Meta’s policies on non-consensual deepfake images need updating, including wording that is “not sufficiently clear”, a company panel said in a decision on cases involving AI-generated explicit depictions of two famous women.
The quasi-independent Oversight Board said that in one of the cases, the social media giant failed to take down the deepfake intimate image of a famous Indian woman, whom it did not identify, until the company’s review board became involved.
Deepfake nude images of women and celebrities including Taylor Swift have proliferated on social media because the technology used to make them has become more accessible and easier to use, and online platforms have been facing pressure to do more to tackle the problem.

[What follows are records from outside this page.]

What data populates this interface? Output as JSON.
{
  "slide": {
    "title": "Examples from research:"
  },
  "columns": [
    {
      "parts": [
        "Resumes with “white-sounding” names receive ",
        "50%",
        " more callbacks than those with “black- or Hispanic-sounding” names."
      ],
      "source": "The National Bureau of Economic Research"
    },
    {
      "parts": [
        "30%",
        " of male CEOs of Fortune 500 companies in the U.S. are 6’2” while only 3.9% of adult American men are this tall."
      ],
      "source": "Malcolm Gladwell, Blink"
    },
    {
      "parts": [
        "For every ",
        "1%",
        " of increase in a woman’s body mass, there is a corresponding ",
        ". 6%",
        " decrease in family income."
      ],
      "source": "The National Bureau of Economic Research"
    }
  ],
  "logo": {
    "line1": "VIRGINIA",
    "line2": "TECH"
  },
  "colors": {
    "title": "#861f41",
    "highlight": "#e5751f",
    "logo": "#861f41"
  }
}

The board, which Meta set up in 2020 to serve as a referee for content on its platforms including Facebook and Instagram, has spent months reviewing the two cases involving AI-generated images depicting famous women, one Indian and one American.
The board did not identify either woman, describing each only as a “female public figure”.
Meta said it welcomed the board’s recommendations and is reviewing them.
One case involved an “AI-manipulated image” posted on Instagram depicting a nude Indian woman shown from the back with her face visible.
The board said a user reported the image as pornography but the report was not reviewed within a 48-hour deadline so it was automatically closed. The user filed an appeal to Meta, but that was also automatically closed.
It was not until the user appealed to the Oversight Board that Meta decided its original decision not to take the post down was made in error.
Meta disabled the account that posted the images and added them to a database used to automatically detect and remove images that violate its rules.
In the second case, an AI-generated image depicting the American women nude and being groped were posted to a Facebook group. It was automatically removed because it was already in the database. A user appealed to the board over the removal but it upheld Meta’s decision.
The board said both images violated Meta’s ban on “derogatory sexualised photoshop” under its bullying and harassment policy.
However it added that its policy wording was not clear to users and recommended replacing the word “derogatory” with a different term like “non-consensual” and specifying that the rule covers a broad range of editing and media manipulation techniques that go beyond “photoshop”.
Deepfake nude images should also fall under community standards on “adult sexual exploitation” instead of “bullying and harassment”, it said.
When the board asked Meta why the Indian woman was not already in its image database, it was alarmed by the company’s response that it relied on media reports.
“This is worrying because many victims of deepfake intimate images are not in the public eye and are forced to either accept the spread of their non-consensual depictions or search for and report every instance,” the board said.
The board also said it was concerned about Meta’s “auto-closing” of appeals over image-based sexual abuse after 48 hours, saying it “could have a significant human rights impact”.
Meta, then called Facebook, launched the Oversight Board in 2020 in response to criticism that it was not moving fast enough to remove misinformation, hate speech and influence campaigns from its platforms.
The panel has 21 members, a multinational group that includes legal scholars, human rights experts and journalists.